Aber das, was Sie heute hier vorlegen und was wir ein zweites Mal diskutieren, ist vor allem wieder eine etwas großspurige Ankündigung, dieses Ziel erreichen zu wollen. Im operativen Konzept ist zwar ein nächster Schritt dorthin festgelegt, aber es ist noch kein verbindlicher Fahrplan in Aussicht gestellt, wie man dieses Ziel wirklich erreichen kann.

(Zuruf der Abg. Ursula Lazarus CDU)

Es ist schade, Frau Lazarus, dass der beherzte Herr Rau es jetzt in seiner neuen Rolle als Minister nicht schafft, einen verbindlichen Fahrplan vorzulegen;

(Zuruf der Abg. Heiderose Berroth FDP/DVP)

denn es geht nicht um Beträge, die man dem Haushalt sozusagen entlocken muss, sondern es geht um Verbindlichkeit gegenüber einem wichtigen Partner in unserem Bildungssystem. Wann, wenn nicht heute, sind die finanziellen Voraussetzungen denn so, dass es möglich wäre, einen verbindlichen Fahrplan aufzustellen?

(Beifall bei der SPD und Abgeordneten der Grü- nen)

So bleibt unsere Vermutung, dass man doch nur einen weiteren Pflichtpunkt der Koalitionsvereinbarungen zwischen FDP/DVP und CDU abarbeiten wollte; denn man hat leider eben nicht beherzt dieses Thema ganz abgearbeitet, sondern

begibt sich zwar weiter in Kleckerlesschritten auf den richtigen Weg, kommt aber nicht ganz bis zum Ziel.

Warum ist das so schade? Ich habe es schon angedeutet: Die Schulen in freier Trägerschaft sind wichtige Partner in unserem Bildungswesen. Sie übernehmen für den Staat Aufgaben der Bildungspolitik, Aufgaben der Erziehung, Aufgaben der Betreuung. Wir haben uns ja in einem großen Konsens darauf geeinigt, dass dies mit mindestens 80 % kompensiert gehört. Darüber hinaus werden doch noch sehr viele weitere Anteile von Eltern, von Sponsoren und anderen wohlhabenden Menschen oder in Form von Stiftungen aller Art erbracht. Da gehört es sich einfach, dass wir die nächstbeste Gelegenheit nutzen, die uns finanztechnisch möglich ist, um auf den Fördersatz von 80 % zu kommen.

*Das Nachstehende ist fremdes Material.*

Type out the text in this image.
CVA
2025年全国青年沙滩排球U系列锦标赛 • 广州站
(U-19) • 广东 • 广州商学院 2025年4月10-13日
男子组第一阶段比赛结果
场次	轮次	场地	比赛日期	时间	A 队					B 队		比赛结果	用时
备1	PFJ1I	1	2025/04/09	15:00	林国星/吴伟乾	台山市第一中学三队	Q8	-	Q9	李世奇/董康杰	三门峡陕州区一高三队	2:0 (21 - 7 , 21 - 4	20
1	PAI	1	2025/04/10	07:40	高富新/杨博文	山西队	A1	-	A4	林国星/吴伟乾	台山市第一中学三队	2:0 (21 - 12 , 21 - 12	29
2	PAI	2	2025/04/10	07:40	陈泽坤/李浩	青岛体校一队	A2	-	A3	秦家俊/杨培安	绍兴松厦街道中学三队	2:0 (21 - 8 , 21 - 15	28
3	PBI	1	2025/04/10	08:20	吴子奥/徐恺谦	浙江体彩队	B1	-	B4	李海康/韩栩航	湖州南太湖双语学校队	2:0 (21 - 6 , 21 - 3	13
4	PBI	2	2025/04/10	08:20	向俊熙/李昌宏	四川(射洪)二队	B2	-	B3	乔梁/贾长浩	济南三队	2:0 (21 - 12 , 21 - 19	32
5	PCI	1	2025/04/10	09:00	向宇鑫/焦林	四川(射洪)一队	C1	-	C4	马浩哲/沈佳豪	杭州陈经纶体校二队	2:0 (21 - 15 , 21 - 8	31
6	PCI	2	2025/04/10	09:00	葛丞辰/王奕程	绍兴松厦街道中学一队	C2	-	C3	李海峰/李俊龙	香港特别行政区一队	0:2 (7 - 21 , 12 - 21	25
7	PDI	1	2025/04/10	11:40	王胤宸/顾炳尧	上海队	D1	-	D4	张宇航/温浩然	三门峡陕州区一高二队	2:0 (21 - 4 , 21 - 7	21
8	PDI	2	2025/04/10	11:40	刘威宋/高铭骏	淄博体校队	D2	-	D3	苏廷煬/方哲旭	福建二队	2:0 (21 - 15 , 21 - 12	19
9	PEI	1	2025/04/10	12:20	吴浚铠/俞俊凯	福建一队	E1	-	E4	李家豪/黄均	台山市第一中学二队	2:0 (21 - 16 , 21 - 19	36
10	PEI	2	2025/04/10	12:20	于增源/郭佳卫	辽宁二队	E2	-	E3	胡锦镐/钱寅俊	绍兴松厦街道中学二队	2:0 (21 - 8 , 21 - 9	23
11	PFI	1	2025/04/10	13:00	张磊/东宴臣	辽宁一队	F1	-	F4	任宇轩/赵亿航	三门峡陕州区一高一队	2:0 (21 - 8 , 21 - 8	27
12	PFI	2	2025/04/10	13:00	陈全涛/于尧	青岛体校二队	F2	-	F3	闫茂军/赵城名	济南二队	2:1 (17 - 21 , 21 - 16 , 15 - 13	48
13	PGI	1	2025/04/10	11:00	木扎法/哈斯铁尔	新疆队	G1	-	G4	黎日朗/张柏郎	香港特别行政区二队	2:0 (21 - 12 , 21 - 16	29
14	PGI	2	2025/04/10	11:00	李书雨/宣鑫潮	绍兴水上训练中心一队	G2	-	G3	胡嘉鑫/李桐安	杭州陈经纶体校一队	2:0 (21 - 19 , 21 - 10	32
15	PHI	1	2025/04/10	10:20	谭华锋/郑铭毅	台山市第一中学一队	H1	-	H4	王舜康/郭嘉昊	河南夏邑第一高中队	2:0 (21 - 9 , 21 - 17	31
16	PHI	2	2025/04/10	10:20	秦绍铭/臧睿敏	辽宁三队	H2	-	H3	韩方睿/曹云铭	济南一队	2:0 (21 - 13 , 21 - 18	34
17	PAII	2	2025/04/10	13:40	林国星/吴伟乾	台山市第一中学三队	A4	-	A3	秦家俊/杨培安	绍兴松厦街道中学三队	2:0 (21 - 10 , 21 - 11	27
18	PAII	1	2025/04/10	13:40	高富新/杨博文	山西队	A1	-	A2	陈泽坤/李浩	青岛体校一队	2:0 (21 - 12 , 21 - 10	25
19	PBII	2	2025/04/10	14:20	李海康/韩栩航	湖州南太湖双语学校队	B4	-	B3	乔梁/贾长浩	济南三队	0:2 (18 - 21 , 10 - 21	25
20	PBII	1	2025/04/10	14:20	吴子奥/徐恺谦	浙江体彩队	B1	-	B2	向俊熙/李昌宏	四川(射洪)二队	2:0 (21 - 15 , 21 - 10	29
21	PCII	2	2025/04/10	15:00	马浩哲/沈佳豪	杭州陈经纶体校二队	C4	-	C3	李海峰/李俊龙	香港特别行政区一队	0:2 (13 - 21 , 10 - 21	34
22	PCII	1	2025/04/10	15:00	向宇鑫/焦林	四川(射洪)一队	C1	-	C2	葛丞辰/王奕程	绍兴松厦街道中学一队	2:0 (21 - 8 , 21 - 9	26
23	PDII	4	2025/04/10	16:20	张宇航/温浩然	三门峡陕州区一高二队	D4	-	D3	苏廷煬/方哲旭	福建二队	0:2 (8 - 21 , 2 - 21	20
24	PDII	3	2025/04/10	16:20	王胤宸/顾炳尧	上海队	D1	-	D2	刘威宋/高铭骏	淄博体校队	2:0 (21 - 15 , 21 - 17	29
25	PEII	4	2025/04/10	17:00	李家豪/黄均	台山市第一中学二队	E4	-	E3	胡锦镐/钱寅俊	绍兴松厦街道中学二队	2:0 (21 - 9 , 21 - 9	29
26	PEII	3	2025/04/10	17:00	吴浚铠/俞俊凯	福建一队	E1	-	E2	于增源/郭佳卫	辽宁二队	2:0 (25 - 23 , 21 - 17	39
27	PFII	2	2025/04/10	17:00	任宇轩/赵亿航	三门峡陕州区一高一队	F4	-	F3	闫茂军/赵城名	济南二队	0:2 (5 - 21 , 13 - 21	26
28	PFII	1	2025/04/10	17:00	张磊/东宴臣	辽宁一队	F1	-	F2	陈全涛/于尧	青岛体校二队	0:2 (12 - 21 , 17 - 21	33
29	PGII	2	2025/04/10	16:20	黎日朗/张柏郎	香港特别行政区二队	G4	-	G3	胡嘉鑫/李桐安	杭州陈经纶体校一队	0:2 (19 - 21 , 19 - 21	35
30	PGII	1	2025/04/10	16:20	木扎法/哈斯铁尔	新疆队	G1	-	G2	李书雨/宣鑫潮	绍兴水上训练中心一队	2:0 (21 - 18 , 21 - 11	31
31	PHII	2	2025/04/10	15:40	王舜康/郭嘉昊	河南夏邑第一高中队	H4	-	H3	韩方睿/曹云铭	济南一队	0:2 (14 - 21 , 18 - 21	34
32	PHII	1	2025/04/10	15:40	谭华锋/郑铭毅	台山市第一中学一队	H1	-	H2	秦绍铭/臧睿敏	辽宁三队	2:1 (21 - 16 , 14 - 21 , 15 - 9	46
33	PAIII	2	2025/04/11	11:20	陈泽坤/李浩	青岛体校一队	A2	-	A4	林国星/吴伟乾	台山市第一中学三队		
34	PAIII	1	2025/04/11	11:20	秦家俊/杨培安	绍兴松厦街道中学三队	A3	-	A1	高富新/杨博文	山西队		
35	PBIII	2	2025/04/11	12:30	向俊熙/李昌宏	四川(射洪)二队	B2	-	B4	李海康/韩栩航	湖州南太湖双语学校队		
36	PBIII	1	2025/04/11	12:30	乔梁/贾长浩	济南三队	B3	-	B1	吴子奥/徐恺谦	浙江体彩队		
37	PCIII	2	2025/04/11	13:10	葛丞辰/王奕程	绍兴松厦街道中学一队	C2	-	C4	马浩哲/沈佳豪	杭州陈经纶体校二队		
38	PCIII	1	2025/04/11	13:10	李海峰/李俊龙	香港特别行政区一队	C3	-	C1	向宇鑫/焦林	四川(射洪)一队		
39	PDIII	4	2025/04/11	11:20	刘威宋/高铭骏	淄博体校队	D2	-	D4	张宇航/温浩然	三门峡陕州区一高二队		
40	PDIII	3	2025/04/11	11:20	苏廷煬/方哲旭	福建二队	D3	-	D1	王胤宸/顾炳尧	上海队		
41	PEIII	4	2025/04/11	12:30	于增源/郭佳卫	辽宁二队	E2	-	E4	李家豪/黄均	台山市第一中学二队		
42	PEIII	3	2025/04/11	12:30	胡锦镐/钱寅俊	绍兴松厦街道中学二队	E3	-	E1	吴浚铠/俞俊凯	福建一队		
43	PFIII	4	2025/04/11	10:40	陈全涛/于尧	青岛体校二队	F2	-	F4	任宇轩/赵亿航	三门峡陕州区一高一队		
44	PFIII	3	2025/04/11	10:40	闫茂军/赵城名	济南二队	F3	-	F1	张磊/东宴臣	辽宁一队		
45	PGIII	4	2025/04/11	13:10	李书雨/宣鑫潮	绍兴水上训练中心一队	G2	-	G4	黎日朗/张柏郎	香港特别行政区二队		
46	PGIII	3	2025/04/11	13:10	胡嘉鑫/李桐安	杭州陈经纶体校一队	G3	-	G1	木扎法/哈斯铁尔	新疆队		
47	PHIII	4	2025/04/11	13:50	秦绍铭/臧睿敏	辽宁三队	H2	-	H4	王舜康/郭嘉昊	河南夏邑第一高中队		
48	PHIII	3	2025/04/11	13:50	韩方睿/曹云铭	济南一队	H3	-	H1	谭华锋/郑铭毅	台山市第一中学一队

Liebe Frau Lazarus, wir haben heute Morgen verbindliche Planungen bis ins Jahr 2015 wahrgenommen, die am Ende auch mit viel Geld zu unterlegen sind.

(Beifall bei der SPD – Abg. Ursula Lazarus CDU: Davon werden auch die Privatschulen profitieren!)

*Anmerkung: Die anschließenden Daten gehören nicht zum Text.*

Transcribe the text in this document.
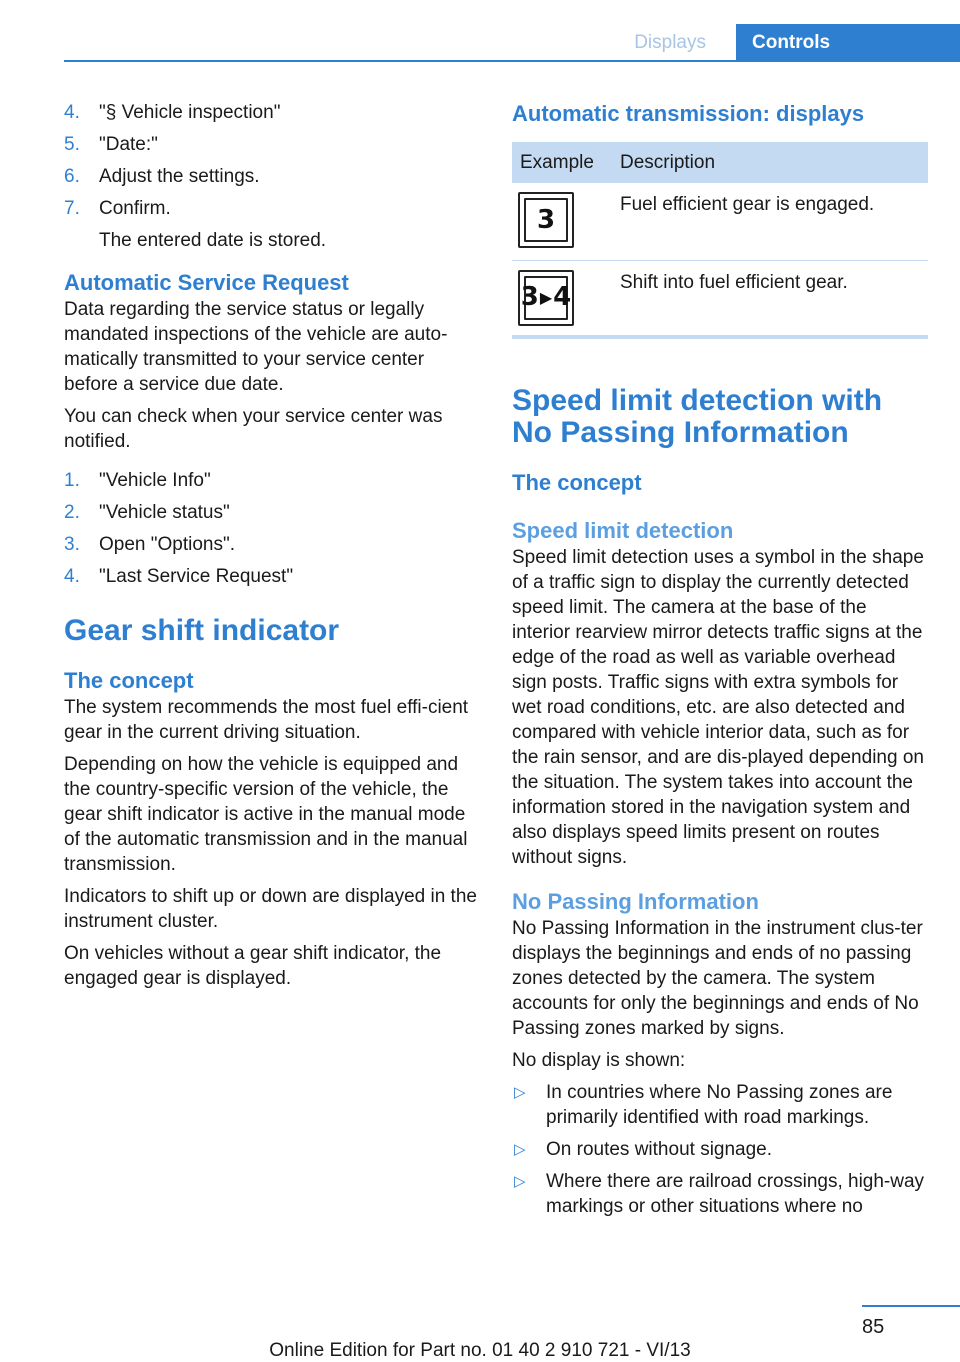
Displays	Controls
4. "§ Vehicle inspection"
5. "Date:"
6. Adjust the settings.
7. Confirm.
The entered date is stored.
Automatic Service Request

Data regarding the service status or legally mandated inspections of the vehicle are auto‐matically transmitted to your service center before a service due date.

You can check when your service center was notified.

1. "Vehicle Info"
2. "Vehicle status"
3. Open "Options".
4. "Last Service Request"
Gear shift indicator
The concept

The system recommends the most fuel effi‐cient gear in the current driving situation.

Depending on how the vehicle is equipped and the country-specific version of the vehicle, the gear shift indicator is active in the manual mode of the automatic transmission and in the manual transmission.

Indicators to shift up or down are displayed in the instrument cluster.

On vehicles without a gear shift indicator, the engaged gear is displayed.

Automatic transmission: displays
Example	Description

3	Fuel efficient gear is engaged.

3 ▶ 4	Shift into fuel efficient gear.
Speed limit detection with No Passing Information
The concept
Speed limit detection

Speed limit detection uses a symbol in the shape of a traffic sign to display the currently detected speed limit. The camera at the base of the interior rearview mirror detects traffic signs at the edge of the road as well as variable overhead sign posts. Traffic signs with extra symbols for wet road conditions, etc. are also detected and compared with vehicle interior data, such as for the rain sensor, and are dis‐played depending on the situation. The system takes into account the information stored in the navigation system and also displays speed limits present on routes without signs.

No Passing Information

No Passing Information in the instrument clus‐ter displays the beginnings and ends of no passing zones detected by the camera. The system accounts for only the beginnings and ends of No Passing zones marked by signs.

No display is shown:

▷ In countries where No Passing zones are primarily identified with road markings.
▷ On routes without signage.
▷ Where there are railroad crossings, high‐way markings or other situations where no
85
Online Edition for Part no. 01 40 2 910 721 - VI/13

Es wäre ein Leichtes, innerhalb der nächsten zwei oder drei Jahre auf diese 80 % zu gehen.

Es ist ja nicht so, dass den Privatschulen damit das Geld in den Schoß flöge. Wenn Sie sich anschauen, dass es derzeit doch eine ganze Reihe von Privatschulgründungen gibt, vor allem auch von Elternvereinen – denen es oft noch schwerer fällt, die Finanzmittel zusammenzubringen, die ergänzend nötig sind –, und dass in den ersten drei Jahren nach einer solchen Gründung zunächst 100 % der Kosten selbst getragen werden müssen, dann ist es überhaupt kein ungerechtfertigter Anspruch, heute schon Sicherheit in der Frage zu haben, wann wenigstens die 80 % absolut sichergestellt sind und Planungssicherheit gegeben ist.

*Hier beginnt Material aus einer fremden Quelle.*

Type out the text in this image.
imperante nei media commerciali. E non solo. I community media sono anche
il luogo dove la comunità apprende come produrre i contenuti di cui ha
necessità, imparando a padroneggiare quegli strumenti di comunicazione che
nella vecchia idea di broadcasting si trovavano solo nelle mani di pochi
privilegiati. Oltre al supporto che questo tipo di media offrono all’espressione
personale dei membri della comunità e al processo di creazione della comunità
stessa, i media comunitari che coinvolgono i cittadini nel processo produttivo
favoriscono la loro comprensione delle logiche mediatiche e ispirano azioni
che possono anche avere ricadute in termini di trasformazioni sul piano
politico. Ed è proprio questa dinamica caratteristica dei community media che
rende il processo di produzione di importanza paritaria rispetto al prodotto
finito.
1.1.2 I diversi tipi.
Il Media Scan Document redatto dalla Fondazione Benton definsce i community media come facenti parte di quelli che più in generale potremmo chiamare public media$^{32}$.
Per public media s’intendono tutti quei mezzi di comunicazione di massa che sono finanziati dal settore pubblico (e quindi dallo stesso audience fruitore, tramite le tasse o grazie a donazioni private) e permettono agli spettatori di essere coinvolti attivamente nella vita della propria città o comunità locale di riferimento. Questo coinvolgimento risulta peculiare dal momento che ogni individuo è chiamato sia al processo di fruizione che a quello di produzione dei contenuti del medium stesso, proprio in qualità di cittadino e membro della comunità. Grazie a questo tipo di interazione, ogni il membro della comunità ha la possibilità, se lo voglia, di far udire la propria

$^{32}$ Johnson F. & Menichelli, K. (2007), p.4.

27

Die Privatschulen haben darüber hinaus aber noch eine andere Funktion, die uns sehr wichtig ist. Die große Nachfrage, der sich Schulen in freier Trägerschaft derzeit erfreuen, ist für uns auch ein wichtiger Seismograf in der Bildungsdiskussion, um Elternwillen zu erkennen, um Elternwillen zum Ausdruck zu verhelfen und auf Defizite im staatlichen Schulsys tem hinzuweisen. Wir betrachten die aufstrebende Privatschullandschaft auch als Herausforderung zu einem konstruktiven Wettbewerb, in dem wir uns immer wieder Fragen bezüglich unseres öffentlichen allgemeinbildenden Schulsystems stellen müssen, damit dies für viele Eltern wettbewerbsfähig bleibt. Denn es kann natürlich nicht unser Ziel sein, dass es einen immer größeren Anteil an privaten Schulen gibt. Wenn dieser Trend dann schon den Ganztagsgrundschulbereich erreicht, wie wir es jetzt in Heidelberg erleben, dann wird ja noch einmal sehr deutlich, dass es nicht um Elite geht und auch nicht um Weltanschauung, sondern um die Versorgung mit Ganztagsbeschulung, um die Versorgung mit individueller Förderung und um die Versorgung mit Mittagessen.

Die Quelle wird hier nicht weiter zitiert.